Death, so silky and seductive, has fueled centuries of visual art, from innumerable transcendent bleeding Christs to the gorgeous fatalistic flights of the Romantics. Thierry Kuntzel’s projected video triptych Winter (The Death of Robert Walser), 1990, the second section of his series “Quatre saisons moins une” (Four seasons less one), partakes of the legacy of art as mourning and melancholia. Ad Reinhardt’s paintings—so vast and glacial in their embrace of the end of everything—were concurrently exhibited at MoMA, offering an unexpectedly futile point of comparison for Kuntzel’s installation.

Kuntzel’s work, projected directly onto a wall of the Projects Gallery, consists of two large fields of color (constantly fading from deep cobalt to pale gray) that flank the central black and white image of Robert Mapplethorpe model Ken Moody (sleeping, dying, dead). The skin of these projections immaterial and minimal is indebted to postpainterly abstraction, inits inscrutability and its use of stasis as a metaphor for sublime emptiness. Death (the great void) assumes its substance here not through paint rather, it finds form in the face and body of a black man—an erotic, recumbent other. Shot from above, using a computer controlled camera programmed to move along a trajectory that mimicks an infinity symbol over Moody’s prone body, Kuntzel’s central image gradually reveals Moody’s limbs, torso, and face, shrouded by veils that part to display his skin.

Kuntzel’s early efforts as a film theorist (he studied with Christian Metz and Roland Barthes) inform his media work.
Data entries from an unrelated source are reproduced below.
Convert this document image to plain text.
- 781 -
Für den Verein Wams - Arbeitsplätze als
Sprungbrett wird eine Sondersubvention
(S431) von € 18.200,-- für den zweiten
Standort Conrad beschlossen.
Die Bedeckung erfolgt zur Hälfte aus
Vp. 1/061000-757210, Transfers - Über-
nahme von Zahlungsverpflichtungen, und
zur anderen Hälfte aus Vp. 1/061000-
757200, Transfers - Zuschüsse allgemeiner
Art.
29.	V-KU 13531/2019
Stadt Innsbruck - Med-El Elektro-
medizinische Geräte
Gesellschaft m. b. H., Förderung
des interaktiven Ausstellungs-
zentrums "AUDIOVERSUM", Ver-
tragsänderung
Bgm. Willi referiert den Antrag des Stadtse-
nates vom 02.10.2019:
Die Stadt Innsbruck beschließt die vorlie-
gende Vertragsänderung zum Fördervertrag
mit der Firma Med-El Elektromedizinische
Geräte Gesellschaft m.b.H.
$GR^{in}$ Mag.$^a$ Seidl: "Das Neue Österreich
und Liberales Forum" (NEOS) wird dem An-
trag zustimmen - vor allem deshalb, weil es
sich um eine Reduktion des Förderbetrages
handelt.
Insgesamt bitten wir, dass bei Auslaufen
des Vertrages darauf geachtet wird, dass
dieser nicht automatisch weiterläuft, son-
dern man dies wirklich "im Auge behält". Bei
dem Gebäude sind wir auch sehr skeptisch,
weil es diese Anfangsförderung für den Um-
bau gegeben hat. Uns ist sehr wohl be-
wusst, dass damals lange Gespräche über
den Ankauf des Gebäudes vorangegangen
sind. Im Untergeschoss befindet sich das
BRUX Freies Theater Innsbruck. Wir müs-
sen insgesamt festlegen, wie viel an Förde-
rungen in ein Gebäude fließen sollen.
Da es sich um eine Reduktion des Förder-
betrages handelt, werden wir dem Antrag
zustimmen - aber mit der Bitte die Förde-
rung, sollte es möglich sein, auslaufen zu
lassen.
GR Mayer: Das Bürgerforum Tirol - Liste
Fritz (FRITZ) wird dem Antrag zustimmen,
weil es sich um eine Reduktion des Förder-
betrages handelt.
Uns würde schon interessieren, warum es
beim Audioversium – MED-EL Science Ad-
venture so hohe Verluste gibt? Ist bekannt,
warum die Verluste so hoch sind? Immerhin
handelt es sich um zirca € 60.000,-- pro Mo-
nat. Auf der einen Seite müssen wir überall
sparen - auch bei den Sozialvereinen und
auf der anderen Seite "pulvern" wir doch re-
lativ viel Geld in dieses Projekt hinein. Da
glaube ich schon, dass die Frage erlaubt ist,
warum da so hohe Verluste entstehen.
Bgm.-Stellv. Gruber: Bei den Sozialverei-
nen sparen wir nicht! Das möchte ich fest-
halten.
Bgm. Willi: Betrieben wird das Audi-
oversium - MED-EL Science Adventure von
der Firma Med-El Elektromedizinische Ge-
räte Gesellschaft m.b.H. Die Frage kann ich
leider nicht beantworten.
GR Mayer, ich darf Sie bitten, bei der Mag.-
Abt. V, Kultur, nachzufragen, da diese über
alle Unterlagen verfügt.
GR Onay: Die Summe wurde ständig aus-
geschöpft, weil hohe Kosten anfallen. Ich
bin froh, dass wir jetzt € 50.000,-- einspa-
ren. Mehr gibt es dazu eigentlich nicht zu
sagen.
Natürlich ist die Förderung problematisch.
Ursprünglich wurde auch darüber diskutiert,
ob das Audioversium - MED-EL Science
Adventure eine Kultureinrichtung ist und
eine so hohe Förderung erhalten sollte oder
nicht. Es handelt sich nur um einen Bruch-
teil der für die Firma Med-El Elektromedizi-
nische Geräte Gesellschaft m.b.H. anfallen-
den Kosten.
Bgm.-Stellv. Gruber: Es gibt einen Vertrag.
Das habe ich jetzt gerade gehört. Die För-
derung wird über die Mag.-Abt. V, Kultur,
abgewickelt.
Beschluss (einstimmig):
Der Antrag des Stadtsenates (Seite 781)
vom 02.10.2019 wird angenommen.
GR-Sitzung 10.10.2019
His first video pieces, in particular, found a resonance between film and Freud’s Wunderblock (this “mystic writing pad” was a simple template that absorbed impressions written on a waxy top sheet), discovering in these forms an evocative model for the functioning of the unconscious. Winter borrows its image from Swiss author Robert Walser’s early writings (in which he described his death in the snow), and the Quatre saisons moins une title has a double sense; it is also an expression meaning “four seasons and being close to death.” Death, however, permanently transfigured socially and culturally by the impact of AIDS, now entombs its object with slow cancers and pain—no gradual sublime fade here. Inevitably, Kuntzel’s estheticized homoerotic musings on a well-known Mapplethorpe model ignite all sorts of unruly resonances, but the work’s pristine form and silent address are too subtle and too lovely to disrupt the exalted tradition of romanticized death. Perhaps abstraction, with its subterranean recognition of the
banalizing effect of the mass media on 20th-century horror, coupled with the futility of attempting to picture our crushing speed, remains a fitting vessel for great themes such as death. Yet this mute and stagey presentation lulls with its vague mingling of erotics and death. Neither as severe as Reinhardt’s reductions nor as moving as Mapplethorpe’s final portraits, Kuntzel’s two monochromes flanking a delicate figurative image remained cool and bloodless for me, another overdetermined dress rehearsal for the inevitable.